Radiology Coding Alert

Sample Report Challenge:

Test Your Mammogram Coding Skills Against the Experts'

1 tip helps you choose between high-risk and standard screenings with ease

Work your way through this mammogram report, and you'll quickly learn how to take advantage of Medicare's detailed mammogram instructions to create clean claims.

Challenge: Analyze the following report, offered in The Coding Institute audioconference "Foolproof Radiology Coding Tips," presented by Stacie L. Buck, R SHIA, CCS-P, LHRM, RCC, vice president of Southeast Radiology Management. Then check your answers against the experts' below.
 
Procedure: Screening Mammography Bilateral

Indication: Routine screening, family history of breast cancer--sister

Findings: Bilateral craniocaudal and mediolateral oblique views were obtained. Computer-aided diagnosis by R2 software system. Since the prior study, the breast parenchymal pattern with mild asymmetry and nodulation appears stable. Axillary lymph nodes are present. 

Recommendation: Yearly surveillance is suggested.

Birads Category: 2--Benign

Step 1. Choose Your ICD-9 Codes

From the documentation, you know that the patient received a routine screening mammogram and has a sister with a history of breast cancer.
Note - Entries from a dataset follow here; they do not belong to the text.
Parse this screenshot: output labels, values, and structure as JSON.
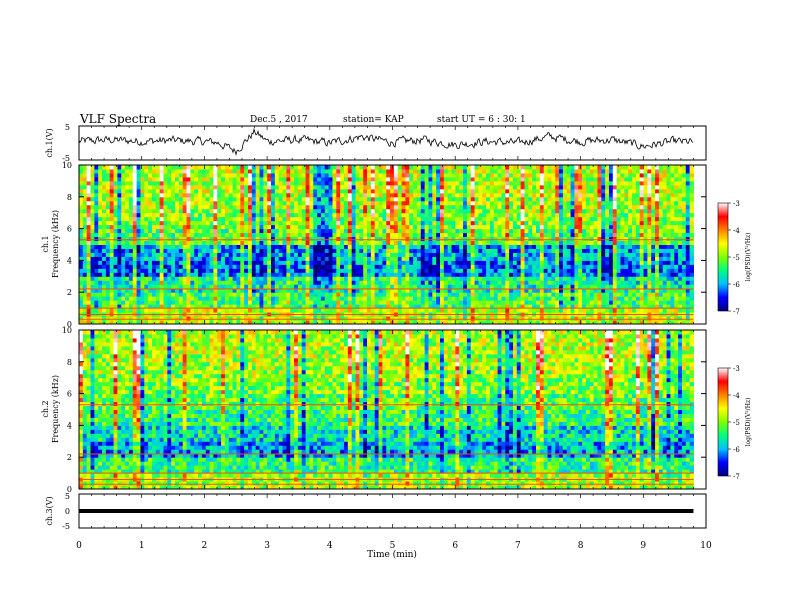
{
  "header": {
    "title": "VLF Spectra",
    "date": "Dec.5 , 2017",
    "station": "station= KAP",
    "start": "start UT = 6 : 30: 1"
  },
  "colorbar": {
    "label": "log(PSD)(V²/Hz)",
    "ticks": [
      "-3",
      "-4",
      "-5",
      "-6",
      "-7"
    ],
    "stops": [
      "#000080",
      "#0000ff",
      "#00c0ff",
      "#00ff80",
      "#80ff00",
      "#ffff00",
      "#ff8000",
      "#ff0000",
      "#ffffff"
    ]
  },
  "chart_data": [
    {
      "type": "line",
      "panel": "ch1",
      "ylabel": "ch.1(V)",
      "ylim": [
        -5,
        5
      ],
      "yticks": [
        "5",
        "-5"
      ],
      "xlim": [
        0,
        10
      ],
      "x": [
        0,
        0.5,
        1.0,
        1.5,
        2.0,
        2.2,
        2.5,
        2.8,
        3.0,
        3.5,
        4.0,
        4.5,
        5.0,
        5.5,
        6.0,
        6.5,
        7.0,
        7.5,
        8.0,
        8.5,
        9.0,
        9.5,
        9.8
      ],
      "values": [
        0.5,
        1.0,
        0.5,
        0.8,
        0.4,
        0.2,
        -2.5,
        3.5,
        0.5,
        1.0,
        0.0,
        2.0,
        0.2,
        1.0,
        -0.5,
        0.5,
        0.0,
        2.0,
        0.5,
        1.0,
        -1.0,
        0.5,
        0.2
      ]
    },
    {
      "type": "heatmap",
      "panel": "ch1-spectrogram",
      "ylabel": "ch.1",
      "ylabel2": "Frequency (kHz)",
      "yticks": [
        "0",
        "2",
        "4",
        "6",
        "8",
        "10"
      ],
      "ylim": [
        0,
        10
      ],
      "xlim": [
        0,
        10
      ],
      "zlim": [
        -7,
        -3
      ],
      "freq_khz": [
        0.5,
        1.5,
        2.5,
        3.5,
        4.5,
        5.5,
        6.5,
        7.5,
        8.5,
        9.5
      ],
      "mean_log_psd": [
        -4.8,
        -5.3,
        -5.6,
        -6.2,
        -6.0,
        -5.2,
        -5.0,
        -4.9,
        -4.8,
        -4.8
      ]
    },
    {
      "type": "heatmap",
      "panel": "ch2-spectrogram",
      "ylabel": "ch.2",
      "ylabel2": "Frequency (kHz)",
      "yticks": [
        "0",
        "2",
        "4",
        "6",
        "8",
        "10"
      ],
      "ylim": [
        0,
        10
      ],
      "xlim": [
        0,
        10
      ],
      "zlim": [
        -7,
        -3
      ],
      "freq_khz": [
        0.5,
        1.5,
        2.5,
        3.5,
        4.5,
        5.5,
        6.5,
        7.5,
        8.5,
        9.5
      ],
      "mean_log_psd": [
        -4.9,
        -5.4,
        -6.0,
        -5.7,
        -5.4,
        -5.2,
        -5.0,
        -4.9,
        -4.8,
        -4.8
      ]
    },
    {
      "type": "line",
      "panel": "ch3",
      "ylabel": "ch.3(V)",
      "ylim": [
        -5,
        5
      ],
      "yticks": [
        "5",
        "0",
        "-5"
      ],
      "xlim": [
        0,
        10
      ],
      "x": [
        0,
        9.8
      ],
      "values": [
        0,
        0
      ]
    }
  ],
  "xaxis": {
    "label": "Time (min)",
    "ticks": [
      "0",
      "1",
      "2",
      "3",
      "4",
      "5",
      "6",
      "7",
      "8",
      "9",
      "10"
    ]
  }
}
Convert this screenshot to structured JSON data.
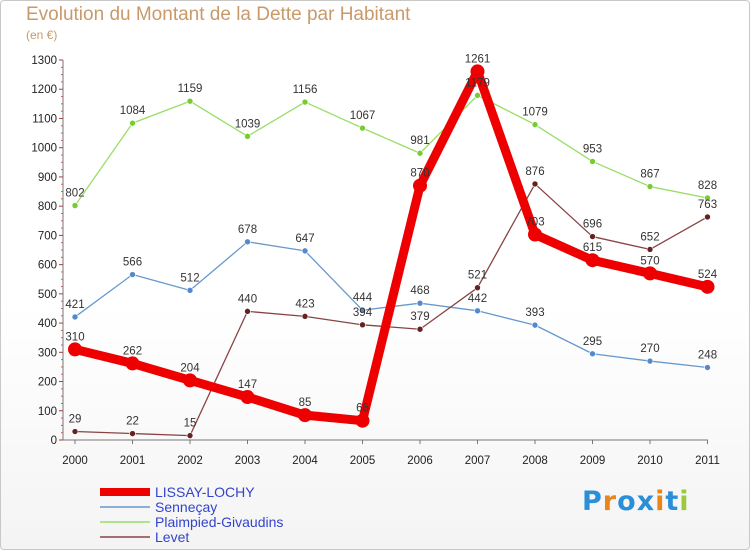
{
  "title": "Evolution du Montant de la Dette par Habitant",
  "subtitle": "(en €)",
  "logo": {
    "text": "Proxiti",
    "colors": [
      "#2a8fd8",
      "#e8861c",
      "#2a8fd8",
      "#2a8fd8",
      "#e8861c",
      "#2a8fd8",
      "#9ac93a"
    ]
  },
  "chart_data": {
    "type": "line",
    "x": [
      "2000",
      "2001",
      "2002",
      "2003",
      "2004",
      "2005",
      "2006",
      "2007",
      "2008",
      "2009",
      "2010",
      "2011"
    ],
    "ylim": [
      0,
      1300
    ],
    "yticks": [
      "0",
      "100",
      "200",
      "300",
      "400",
      "500",
      "600",
      "700",
      "800",
      "900",
      "1000",
      "1100",
      "1200",
      "1300"
    ],
    "grid": false,
    "legend_position": "bottom-left",
    "series": [
      {
        "name": "Plaimpied-Givaudins",
        "color": "#99dd66",
        "dot": "#77cc33",
        "width": 1.3,
        "marker": 3,
        "values": [
          802,
          1084,
          1159,
          1039,
          1156,
          1067,
          981,
          1179,
          1079,
          953,
          867,
          828
        ],
        "labels": [
          "802",
          "1084",
          "1159",
          "1039",
          "1156",
          "1067",
          "981",
          "1179",
          "1079",
          "953",
          "867",
          "828"
        ]
      },
      {
        "name": "Senneçay",
        "color": "#6699cc",
        "dot": "#5588cc",
        "width": 1.3,
        "marker": 3,
        "values": [
          421,
          566,
          512,
          678,
          647,
          444,
          468,
          442,
          393,
          295,
          270,
          248
        ],
        "labels": [
          "421",
          "566",
          "512",
          "678",
          "647",
          "444",
          "468",
          "442",
          "393",
          "295",
          "270",
          "248"
        ]
      },
      {
        "name": "Levet",
        "color": "#884444",
        "dot": "#662222",
        "width": 1.3,
        "marker": 3,
        "values": [
          29,
          22,
          15,
          440,
          423,
          394,
          379,
          521,
          876,
          696,
          652,
          763
        ],
        "labels": [
          "29",
          "22",
          "15",
          "440",
          "423",
          "394",
          "379",
          "521",
          "876",
          "696",
          "652",
          "763"
        ]
      },
      {
        "name": "LISSAY-LOCHY",
        "color": "#ee0000",
        "dot": "#ee0000",
        "width": 9,
        "marker": 7,
        "values": [
          310,
          262,
          204,
          147,
          85,
          66,
          870,
          1261,
          703,
          615,
          570,
          524
        ],
        "labels": [
          "310",
          "262",
          "204",
          "147",
          "85",
          "66",
          "870",
          "1261",
          "703",
          "615",
          "570",
          "524"
        ]
      }
    ],
    "legend": [
      "LISSAY-LOCHY",
      "Senneçay",
      "Plaimpied-Givaudins",
      "Levet"
    ]
  }
}
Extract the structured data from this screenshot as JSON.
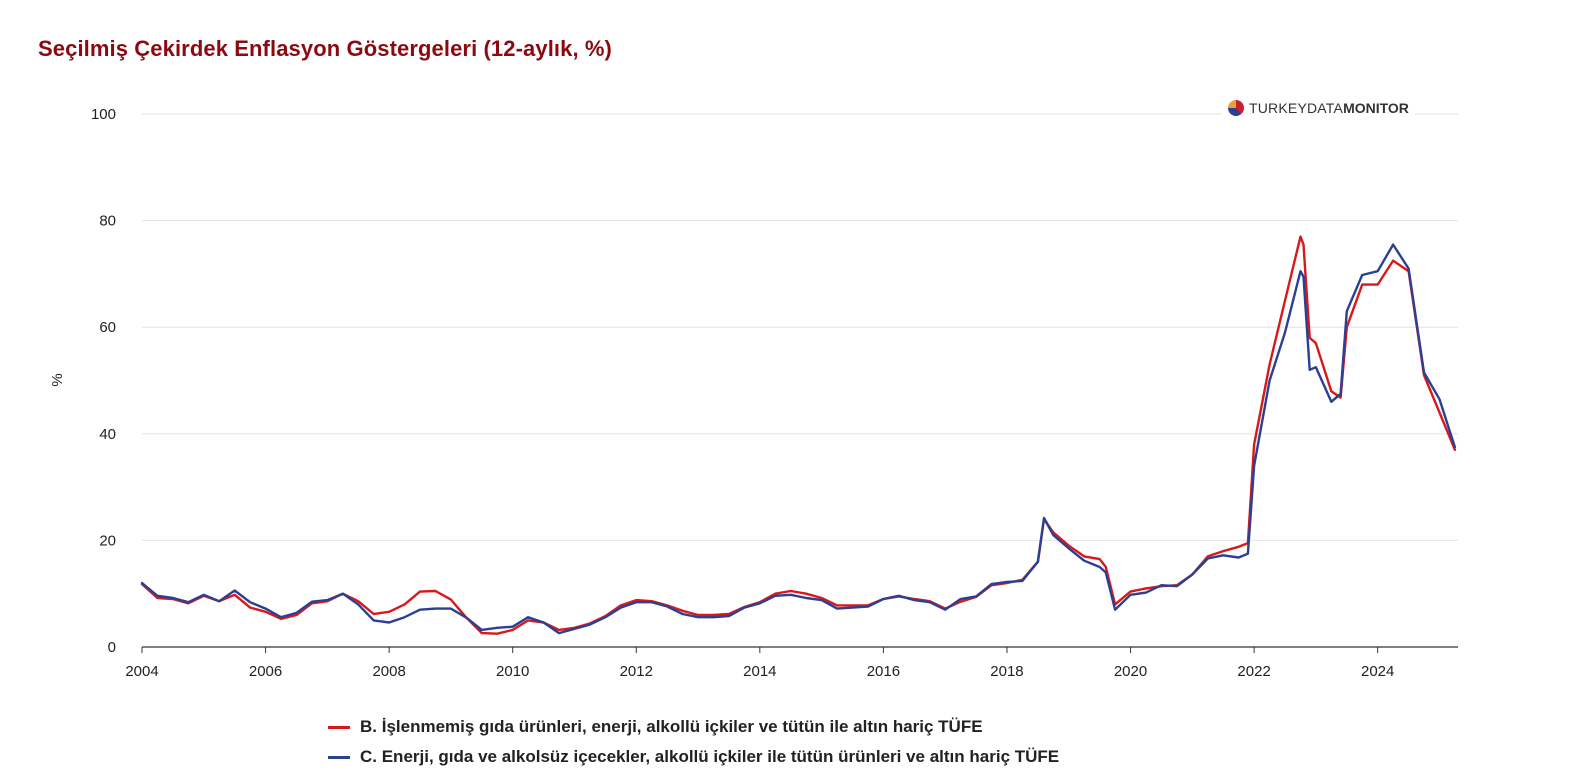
{
  "title": "Seçilmiş Çekirdek Enflasyon Göstergeleri (12-aylık, %)",
  "logo": {
    "part1": "TURKEY",
    "part2": "DATA",
    "part3": "MONITOR"
  },
  "chart_data": {
    "type": "line",
    "title": "Seçilmiş Çekirdek Enflasyon Göstergeleri (12-aylık, %)",
    "ylabel": "%",
    "xlabel": "",
    "ylim": [
      0,
      100
    ],
    "xlim": [
      2004,
      2025.3
    ],
    "yticks": [
      0,
      20,
      40,
      60,
      80,
      100
    ],
    "xticks": [
      2004,
      2006,
      2008,
      2010,
      2012,
      2014,
      2016,
      2018,
      2020,
      2022,
      2024
    ],
    "grid": true,
    "legend_position": "bottom",
    "series": [
      {
        "name": "B. İşlenmemiş gıda ürünleri, enerji, alkollü içkiler ve tütün ile altın hariç TÜFE",
        "color": "#d7191c",
        "points": [
          [
            2004.0,
            11.8
          ],
          [
            2004.25,
            9.2
          ],
          [
            2004.5,
            9.0
          ],
          [
            2004.75,
            8.2
          ],
          [
            2005.0,
            9.6
          ],
          [
            2005.25,
            8.6
          ],
          [
            2005.5,
            9.8
          ],
          [
            2005.75,
            7.4
          ],
          [
            2006.0,
            6.6
          ],
          [
            2006.25,
            5.3
          ],
          [
            2006.5,
            6.0
          ],
          [
            2006.75,
            8.2
          ],
          [
            2007.0,
            8.6
          ],
          [
            2007.25,
            10.0
          ],
          [
            2007.5,
            8.6
          ],
          [
            2007.75,
            6.2
          ],
          [
            2008.0,
            6.6
          ],
          [
            2008.25,
            8.0
          ],
          [
            2008.5,
            10.4
          ],
          [
            2008.75,
            10.5
          ],
          [
            2009.0,
            8.9
          ],
          [
            2009.25,
            5.5
          ],
          [
            2009.5,
            2.6
          ],
          [
            2009.75,
            2.5
          ],
          [
            2010.0,
            3.2
          ],
          [
            2010.25,
            5.0
          ],
          [
            2010.5,
            4.6
          ],
          [
            2010.75,
            3.2
          ],
          [
            2011.0,
            3.6
          ],
          [
            2011.25,
            4.4
          ],
          [
            2011.5,
            5.8
          ],
          [
            2011.75,
            7.8
          ],
          [
            2012.0,
            8.8
          ],
          [
            2012.25,
            8.6
          ],
          [
            2012.5,
            7.8
          ],
          [
            2012.75,
            6.8
          ],
          [
            2013.0,
            6.0
          ],
          [
            2013.25,
            6.0
          ],
          [
            2013.5,
            6.2
          ],
          [
            2013.75,
            7.5
          ],
          [
            2014.0,
            8.4
          ],
          [
            2014.25,
            10.0
          ],
          [
            2014.5,
            10.5
          ],
          [
            2014.75,
            10.0
          ],
          [
            2015.0,
            9.2
          ],
          [
            2015.25,
            7.8
          ],
          [
            2015.5,
            7.8
          ],
          [
            2015.75,
            7.8
          ],
          [
            2016.0,
            9.0
          ],
          [
            2016.25,
            9.5
          ],
          [
            2016.5,
            9.0
          ],
          [
            2016.75,
            8.6
          ],
          [
            2017.0,
            7.2
          ],
          [
            2017.25,
            8.5
          ],
          [
            2017.5,
            9.4
          ],
          [
            2017.75,
            11.6
          ],
          [
            2018.0,
            12.0
          ],
          [
            2018.25,
            12.6
          ],
          [
            2018.5,
            16.0
          ],
          [
            2018.6,
            24.0
          ],
          [
            2018.75,
            21.5
          ],
          [
            2019.0,
            19.0
          ],
          [
            2019.25,
            17.0
          ],
          [
            2019.5,
            16.5
          ],
          [
            2019.6,
            15.0
          ],
          [
            2019.75,
            8.0
          ],
          [
            2020.0,
            10.4
          ],
          [
            2020.25,
            11.0
          ],
          [
            2020.5,
            11.4
          ],
          [
            2020.75,
            11.6
          ],
          [
            2021.0,
            13.6
          ],
          [
            2021.25,
            17.0
          ],
          [
            2021.5,
            18.0
          ],
          [
            2021.75,
            18.8
          ],
          [
            2021.9,
            19.5
          ],
          [
            2022.0,
            38.0
          ],
          [
            2022.25,
            53.0
          ],
          [
            2022.5,
            65.0
          ],
          [
            2022.75,
            77.0
          ],
          [
            2022.8,
            75.5
          ],
          [
            2022.9,
            58.0
          ],
          [
            2023.0,
            57.0
          ],
          [
            2023.25,
            48.0
          ],
          [
            2023.4,
            46.8
          ],
          [
            2023.5,
            60.0
          ],
          [
            2023.75,
            68.0
          ],
          [
            2024.0,
            68.0
          ],
          [
            2024.25,
            72.5
          ],
          [
            2024.5,
            70.5
          ],
          [
            2024.75,
            51.0
          ],
          [
            2025.0,
            44.0
          ],
          [
            2025.25,
            37.0
          ]
        ]
      },
      {
        "name": "C. Enerji, gıda ve alkolsüz içecekler, alkollü içkiler ile tütün ürünleri ve altın hariç TÜFE",
        "color": "#2b3f93",
        "points": [
          [
            2004.0,
            12.0
          ],
          [
            2004.25,
            9.6
          ],
          [
            2004.5,
            9.2
          ],
          [
            2004.75,
            8.4
          ],
          [
            2005.0,
            9.8
          ],
          [
            2005.25,
            8.6
          ],
          [
            2005.5,
            10.6
          ],
          [
            2005.75,
            8.4
          ],
          [
            2006.0,
            7.2
          ],
          [
            2006.25,
            5.6
          ],
          [
            2006.5,
            6.4
          ],
          [
            2006.75,
            8.5
          ],
          [
            2007.0,
            8.8
          ],
          [
            2007.25,
            10.0
          ],
          [
            2007.5,
            8.0
          ],
          [
            2007.75,
            5.0
          ],
          [
            2008.0,
            4.6
          ],
          [
            2008.25,
            5.6
          ],
          [
            2008.5,
            7.0
          ],
          [
            2008.75,
            7.2
          ],
          [
            2009.0,
            7.2
          ],
          [
            2009.25,
            5.5
          ],
          [
            2009.5,
            3.2
          ],
          [
            2009.75,
            3.6
          ],
          [
            2010.0,
            3.8
          ],
          [
            2010.25,
            5.6
          ],
          [
            2010.5,
            4.6
          ],
          [
            2010.75,
            2.6
          ],
          [
            2011.0,
            3.4
          ],
          [
            2011.25,
            4.2
          ],
          [
            2011.5,
            5.6
          ],
          [
            2011.75,
            7.4
          ],
          [
            2012.0,
            8.4
          ],
          [
            2012.25,
            8.4
          ],
          [
            2012.5,
            7.6
          ],
          [
            2012.75,
            6.2
          ],
          [
            2013.0,
            5.6
          ],
          [
            2013.25,
            5.6
          ],
          [
            2013.5,
            5.8
          ],
          [
            2013.75,
            7.4
          ],
          [
            2014.0,
            8.2
          ],
          [
            2014.25,
            9.6
          ],
          [
            2014.5,
            9.8
          ],
          [
            2014.75,
            9.2
          ],
          [
            2015.0,
            8.8
          ],
          [
            2015.25,
            7.2
          ],
          [
            2015.5,
            7.4
          ],
          [
            2015.75,
            7.6
          ],
          [
            2016.0,
            9.0
          ],
          [
            2016.25,
            9.6
          ],
          [
            2016.5,
            8.8
          ],
          [
            2016.75,
            8.4
          ],
          [
            2017.0,
            7.0
          ],
          [
            2017.25,
            9.0
          ],
          [
            2017.5,
            9.5
          ],
          [
            2017.75,
            11.8
          ],
          [
            2018.0,
            12.2
          ],
          [
            2018.25,
            12.4
          ],
          [
            2018.5,
            16.0
          ],
          [
            2018.6,
            24.2
          ],
          [
            2018.75,
            21.0
          ],
          [
            2019.0,
            18.5
          ],
          [
            2019.25,
            16.2
          ],
          [
            2019.5,
            15.0
          ],
          [
            2019.6,
            14.0
          ],
          [
            2019.75,
            7.0
          ],
          [
            2020.0,
            9.8
          ],
          [
            2020.25,
            10.2
          ],
          [
            2020.5,
            11.6
          ],
          [
            2020.75,
            11.4
          ],
          [
            2021.0,
            13.6
          ],
          [
            2021.25,
            16.6
          ],
          [
            2021.5,
            17.2
          ],
          [
            2021.75,
            16.8
          ],
          [
            2021.9,
            17.5
          ],
          [
            2022.0,
            34.0
          ],
          [
            2022.25,
            50.0
          ],
          [
            2022.5,
            59.0
          ],
          [
            2022.75,
            70.5
          ],
          [
            2022.8,
            69.5
          ],
          [
            2022.9,
            52.0
          ],
          [
            2023.0,
            52.5
          ],
          [
            2023.25,
            46.0
          ],
          [
            2023.4,
            47.5
          ],
          [
            2023.5,
            63.0
          ],
          [
            2023.75,
            69.8
          ],
          [
            2024.0,
            70.5
          ],
          [
            2024.25,
            75.5
          ],
          [
            2024.5,
            71.0
          ],
          [
            2024.75,
            51.5
          ],
          [
            2025.0,
            46.5
          ],
          [
            2025.25,
            37.5
          ]
        ]
      }
    ]
  }
}
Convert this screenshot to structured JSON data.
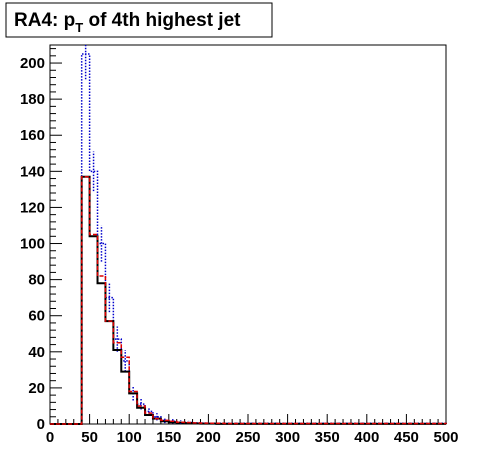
{
  "chart_data": {
    "type": "histogram",
    "title": {
      "prefix": "RA4: p",
      "subscript": "T",
      "suffix": " of 4th highest jet"
    },
    "xlabel": "",
    "ylabel": "",
    "xlim": [
      0,
      500
    ],
    "ylim": [
      0,
      210
    ],
    "x_ticks": [
      0,
      50,
      100,
      150,
      200,
      250,
      300,
      350,
      400,
      450,
      500
    ],
    "y_ticks": [
      0,
      20,
      40,
      60,
      80,
      100,
      120,
      140,
      160,
      180,
      200
    ],
    "bin_width": 10,
    "bin_edges_start": 40,
    "grid": false,
    "legend": "none",
    "series": [
      {
        "style": "solid",
        "color": "#000000",
        "values": [
          137,
          104,
          78,
          57,
          41,
          29,
          17,
          9,
          5,
          3,
          1.5,
          1,
          0.8,
          0.5,
          0.3,
          0.2,
          0.2,
          0.1,
          0.1,
          0.1,
          0.1,
          0.1,
          0.1,
          0.1,
          0.1,
          0.1,
          0.1,
          0.1,
          0.1,
          0.1,
          0.1,
          0.1,
          0.1,
          0.1,
          0.1,
          0.1,
          0.1,
          0.1,
          0.1,
          0.1,
          0.1,
          0.1,
          0.1,
          0.1,
          0.1,
          0.1
        ]
      },
      {
        "style": "dashed",
        "color": "#dd0000",
        "values": [
          137,
          105,
          82,
          57,
          45,
          37,
          18,
          10,
          6,
          3,
          2,
          1.5,
          1,
          0.8,
          0.6,
          0.5,
          0.4,
          0.4,
          0.3,
          0.3,
          0.3,
          0.3,
          0.3,
          0.3,
          0.3,
          0.3,
          0.3,
          0.3,
          0.3,
          0.3,
          0.3,
          0.3,
          0.3,
          0.3,
          0.3,
          0.3,
          0.3,
          0.3,
          0.3,
          0.3,
          0.3,
          0.3,
          0.3,
          0.3,
          0.3,
          0.3
        ]
      },
      {
        "style": "dotted",
        "color": "#0000cc",
        "values": [
          205,
          140,
          100,
          70,
          47,
          35,
          17,
          11,
          7,
          4,
          2,
          1.5,
          1,
          0.8,
          0.6,
          0.5,
          0.4,
          0.3,
          0.3,
          0.3,
          0.3,
          0.3,
          0.3,
          0.3,
          0.3,
          0.3,
          0.3,
          0.3,
          0.3,
          0.3,
          0.3,
          0.3,
          0.3,
          0.3,
          0.3,
          0.3,
          0.3,
          0.3,
          0.3,
          0.3,
          0.3,
          0.3,
          0.3,
          0.3,
          0.3,
          0.3
        ],
        "errors": [
          14,
          11,
          10,
          8,
          7,
          6,
          4,
          3,
          2.5,
          2,
          1.5,
          1.2,
          1,
          0.9,
          0.8,
          0.7,
          0.6,
          0.6,
          0.6,
          0.5,
          0.5,
          0.5,
          0.5,
          0.5,
          0.5,
          0.5,
          0.5,
          0.5,
          0.5,
          0.5,
          0.5,
          0.5,
          0.5,
          0.5,
          0.5,
          0.5,
          0.5,
          0.5,
          0.5,
          0.5,
          0.5,
          0.5,
          0.5,
          0.5,
          0.5,
          0.5
        ]
      }
    ]
  }
}
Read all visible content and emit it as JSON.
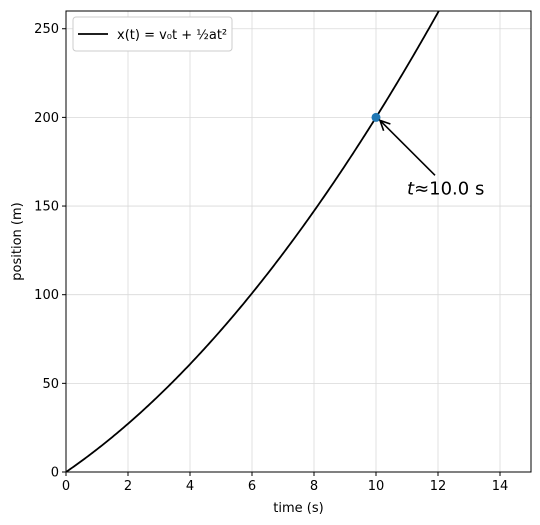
{
  "chart_data": {
    "type": "line",
    "xlabel": "time (s)",
    "ylabel": "position (m)",
    "xlim": [
      0,
      15
    ],
    "ylim": [
      0,
      260
    ],
    "grid": true,
    "x_ticks": [
      0,
      2,
      4,
      6,
      8,
      10,
      12,
      14
    ],
    "y_ticks": [
      0,
      50,
      100,
      150,
      200,
      250
    ],
    "legend_position": "top-left",
    "series": [
      {
        "name": "x(t) = v₀t + ½at²",
        "color": "#000000",
        "v0": 12,
        "a": 1.6,
        "x": [
          0,
          1,
          2,
          3,
          4,
          5,
          6,
          7,
          8,
          9,
          10,
          11,
          12
        ],
        "values": [
          0,
          12.8,
          27.2,
          43.2,
          60.8,
          80,
          100.8,
          123.2,
          147.2,
          172.8,
          200,
          228.8,
          259.2
        ]
      }
    ],
    "marker": {
      "x": 10,
      "y": 200,
      "color": "#1f77b4"
    },
    "annotation": {
      "text_italic": "t",
      "text_rest": "≈10.0 s",
      "target": [
        10,
        200
      ],
      "text_at": [
        11,
        160
      ]
    }
  }
}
Both of these facts are important to choosing your diagnosis codes.

When the patient has a screening mammogram, you need to choose between high-risk screening code V76.11 (Screening mammogram for high-risk patient) and screening code V76.12 (Other screening mammogram).

CMS considers the following patients to be high-risk, Buck says (see
www.cms.hhs.gov/Transmittals/Downloads/R426CP.pdf for the exact CMS language):

• personal history of breast cancer (V10.3, Personal history of malignant neoplasm; breast)

• family history of breast cancer (V16.3, Family history of malignant neoplasm; breast)

• Mother
• Sister
• Daughter
• no childbirth prior to age 30 (V15.89, Other specified personal history presenting hazards to health; other)
• personal history of biopsy-proven benign breast disease  (V15.89).

The example patient has a sister with a breast cancer history, which CMS lists as a high-risk factor, so you should consider the example mammogram a high-risk screening mammogram.

What to do: Report V76.11 first, and then report V16.3 to explain the reason for choosing the high-risk screening code.

Step 2: Be Careful With CPT Codes

Your documentation indicates that the patient received a screening mammogram, pointing to 77057 (Screening mammography, bilateral [2-view film study of each breast]) as the appropriate code.

Providers order these mammograms for asymptomatic females who haven't manifested any clinical signs, symptoms, or physical findings of breast cancer, Buck points out.

Screening mammography must be at least a two-view exposure of each breast:

1. cranio-caudal (CC)

2. medial lateral oblique (MLO).

See Medicare National Coverage Determinations Manual Chapter 1, Part 4, Section 220.4 (Mammograms) for the exact CMS language, www.cms.hhs.gov/manuals/downloads/ncd103c1_Part4.pdf.

Your documentation indicates the required views and includes an interpretation of them, so 77057 is the appropriate code.

Don't miss: Add-on code +77052 (Computer-aided detection [computer algorithm analysis of digital image data for lesion detection] with further physician review for interpretation with or without digitization of film radiographic images; screening mammography [list separately in addition to code for primary procedure]) describes an added computer-aided detection service providers may use for screening mammograms.

For you to report this code, the radiology report must document computer-aided diagnosis use for the exam, says Barbara Rutigliano, MS, RT(R), CPC, RCC, coding manager with Jefferson Radiology in East Hartford, Conn.

The sample report documentation indicates "computer-aided diagnosis by R2 software system."

What to do: Report 77057 and 77052 for the documented procedures.